Uma das ações criminais é um pedido de medida cautelar: Ricardo pediu em maio para a Justiça proibir o casal Carlos e Larissa e o filho deles, Davi, de se aproximarem dele.
Davi, diz ele, lhe deu uma gravata em sua casa para pegar seu relógio Rolex.
O juiz concordou e determinou um distanciamento mínimo de 500 metros entre eles.
A defesa de Carlos e família pediu a derrubada das medidas protetivas —um dos advogados é Rodolfo Caiado, sobrinho do governador de Goiás, Ronaldo Caiado (União Brasil).
Outro advogado do caso, Thales Jayme argumentou nos autos que o quadro de ansiedade de Ricardo não tem "absolutamente nada" a ver com a família, com quem costumava viajar e se encontrar para cafés.
"Ricardo nunca foi ameaçado por nenhum dos peticionantes", escreveu Jayme.
Também afirmou que eles moram perto, nos Jardins, e frequentam os mesmos lugares, "como academia, padarias, restaurantes, de modo que acidentalmente pode ocorrer de Carlos ou Davi estarem em algum desses lugares, e serem obrigados a sair com a chegada de Ricardo sob pena de prisão".
Em novembro, a cautelar foi prorrogada pela Justiça até fevereiro de 2025.
A ação criminal que tramita na Justiça está sob sigilo desde julho.

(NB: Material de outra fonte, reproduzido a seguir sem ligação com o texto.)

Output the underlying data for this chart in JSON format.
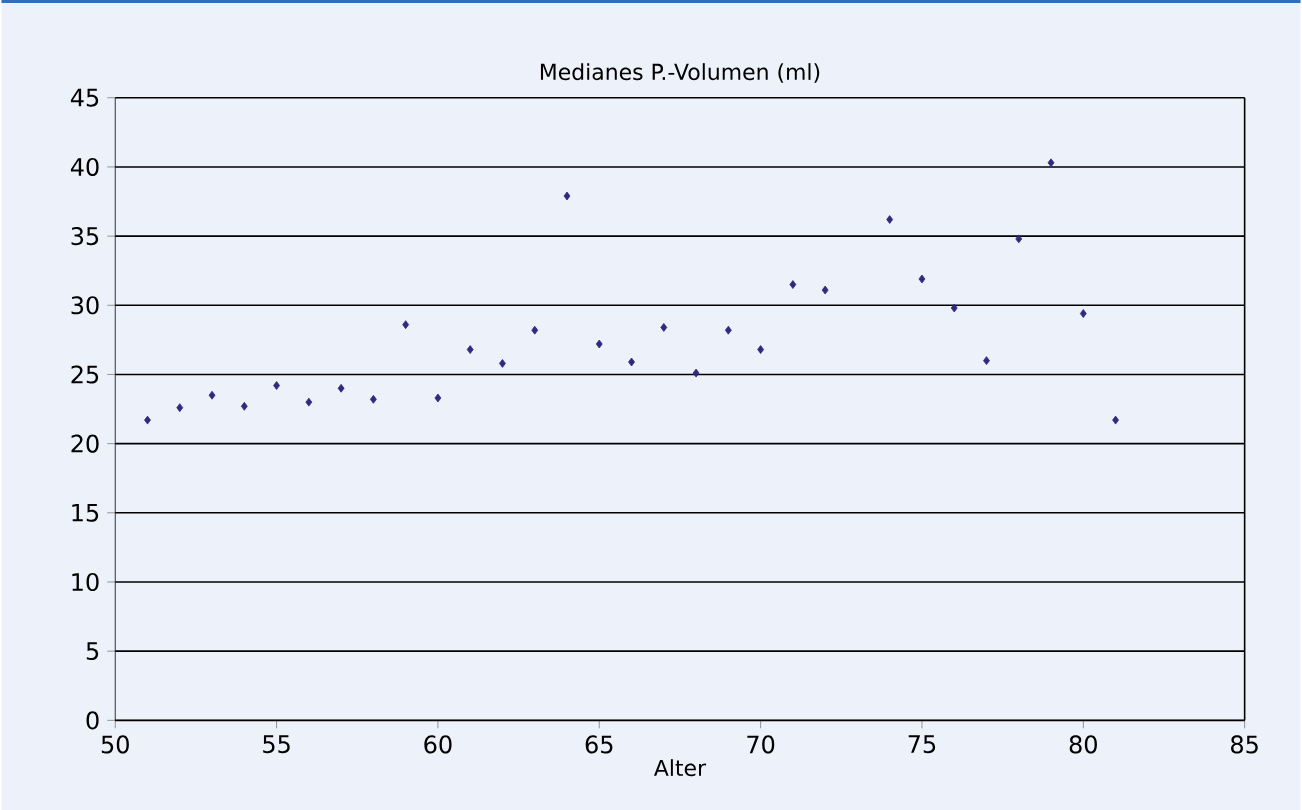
{
  "chart_data": {
    "type": "scatter",
    "title": "Medianes P.-Volumen (ml)",
    "xlabel": "Alter",
    "x": [
      51,
      52,
      53,
      54,
      55,
      56,
      57,
      58,
      59,
      60,
      61,
      62,
      63,
      64,
      65,
      66,
      67,
      68,
      69,
      70,
      71,
      72,
      74,
      75,
      76,
      77,
      78,
      79,
      80,
      81
    ],
    "values": [
      21.7,
      22.6,
      23.5,
      22.7,
      24.2,
      23.0,
      24.0,
      23.2,
      28.6,
      23.3,
      26.8,
      25.8,
      28.2,
      37.9,
      27.2,
      25.9,
      28.4,
      25.1,
      28.2,
      26.8,
      31.5,
      31.1,
      36.2,
      31.9,
      29.8,
      26.0,
      34.8,
      40.3,
      29.4,
      21.7
    ],
    "color": "#2e2a80",
    "marker": "diamond",
    "grid": "y",
    "xlim": [
      50,
      85
    ],
    "xticks": [
      50,
      55,
      60,
      65,
      70,
      75,
      80,
      85
    ],
    "ylim": [
      0,
      45
    ],
    "yticks": [
      0,
      5,
      10,
      15,
      20,
      25,
      30,
      35,
      40,
      45
    ]
  }
}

Os advogados de Carlos afirmaram que o empresário trabalha na venda de móveis para grandes concessionárias de carros e que ser vinculado a um processo "pode lhe causar transtornos e prejuízos inimagináveis".

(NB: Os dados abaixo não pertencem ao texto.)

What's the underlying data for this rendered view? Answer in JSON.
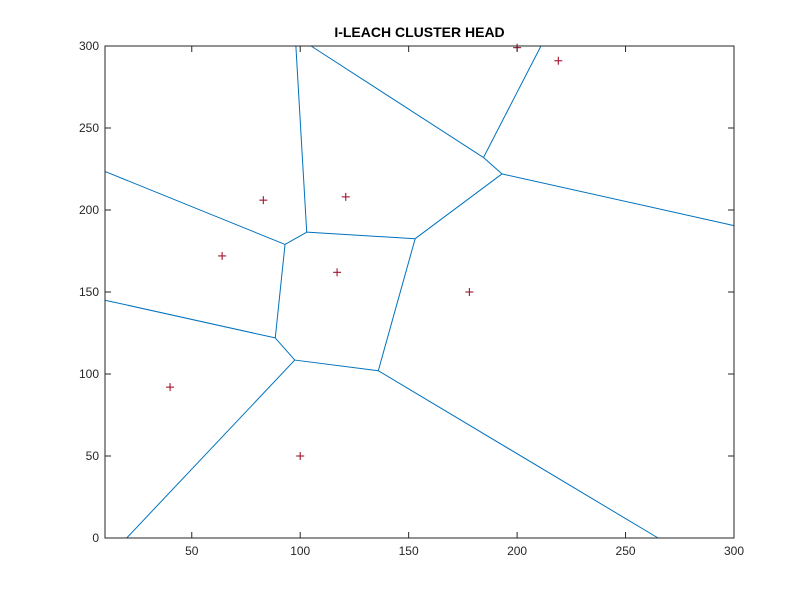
{
  "chart_data": {
    "type": "scatter",
    "title": "I-LEACH CLUSTER HEAD",
    "xlabel": "",
    "ylabel": "",
    "xlim": [
      10,
      300
    ],
    "ylim": [
      0,
      300
    ],
    "xticks": [
      50,
      100,
      150,
      200,
      250,
      300
    ],
    "yticks": [
      0,
      50,
      100,
      150,
      200,
      250,
      300
    ],
    "xtick_labels": [
      "50",
      "100",
      "150",
      "200",
      "250",
      "300"
    ],
    "ytick_labels": [
      "0",
      "50",
      "100",
      "150",
      "200",
      "250",
      "300"
    ],
    "grid": false,
    "legend": "none",
    "marker": "+",
    "colors": {
      "marker": "#a2142f",
      "voronoi_edge": "#0072bd",
      "axes": "#262626",
      "background": "#ffffff"
    },
    "points": [
      {
        "x": 40,
        "y": 92
      },
      {
        "x": 64,
        "y": 172
      },
      {
        "x": 83,
        "y": 206
      },
      {
        "x": 100,
        "y": 50
      },
      {
        "x": 117,
        "y": 162
      },
      {
        "x": 121,
        "y": 208
      },
      {
        "x": 178,
        "y": 150
      },
      {
        "x": 200,
        "y": 299
      },
      {
        "x": 219,
        "y": 291
      }
    ],
    "voronoi_edges": [
      [
        [
          10,
          223.5
        ],
        [
          93,
          179
        ]
      ],
      [
        [
          93,
          179
        ],
        [
          103,
          186.5
        ]
      ],
      [
        [
          93,
          179
        ],
        [
          88.5,
          122
        ]
      ],
      [
        [
          103,
          186.5
        ],
        [
          98,
          300
        ]
      ],
      [
        [
          103,
          186.5
        ],
        [
          153,
          182.5
        ]
      ],
      [
        [
          153,
          182.5
        ],
        [
          193,
          222
        ]
      ],
      [
        [
          153,
          182.5
        ],
        [
          136,
          102
        ]
      ],
      [
        [
          88.5,
          122
        ],
        [
          10,
          145
        ]
      ],
      [
        [
          88.5,
          122
        ],
        [
          97.5,
          108.5
        ]
      ],
      [
        [
          97.5,
          108.5
        ],
        [
          136,
          102
        ]
      ],
      [
        [
          97.5,
          108.5
        ],
        [
          20,
          0
        ]
      ],
      [
        [
          136,
          102
        ],
        [
          265,
          0
        ]
      ],
      [
        [
          193,
          222
        ],
        [
          184.5,
          232
        ]
      ],
      [
        [
          193,
          222
        ],
        [
          300,
          190.5
        ]
      ],
      [
        [
          184.5,
          232
        ],
        [
          105,
          300
        ]
      ],
      [
        [
          184.5,
          232
        ],
        [
          211,
          300
        ]
      ]
    ]
  }
}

O Ministério Público foi contra o sigilo, mas o juiz decidiu a favor.
O stylist conta que quis contar sua história para ajudar "outros Ricardos": segundo ele, vítimas de violência patrimonial e gays alvos de abuso físico e psicológico por parte de familiares.
"Eu sou só a pontinha do iceberg", diz.
Ele acrescenta que se indignou especialmente com a falsificação de assinaturas num cartório, onde deveria valer a máxima "certifico e dou fé".
Cartórios ganharam mais de R$ 23 bilhões com registro e autenticação de cópias e certidões em 2022, segundo o livro "O país dos privilégios", de Bruno Carazza.
"É o preço pago pelos brasileiros em nome da garantia da fé pública dos documentos emitidos no país. Para muitos, não vale a pena", diz o livro.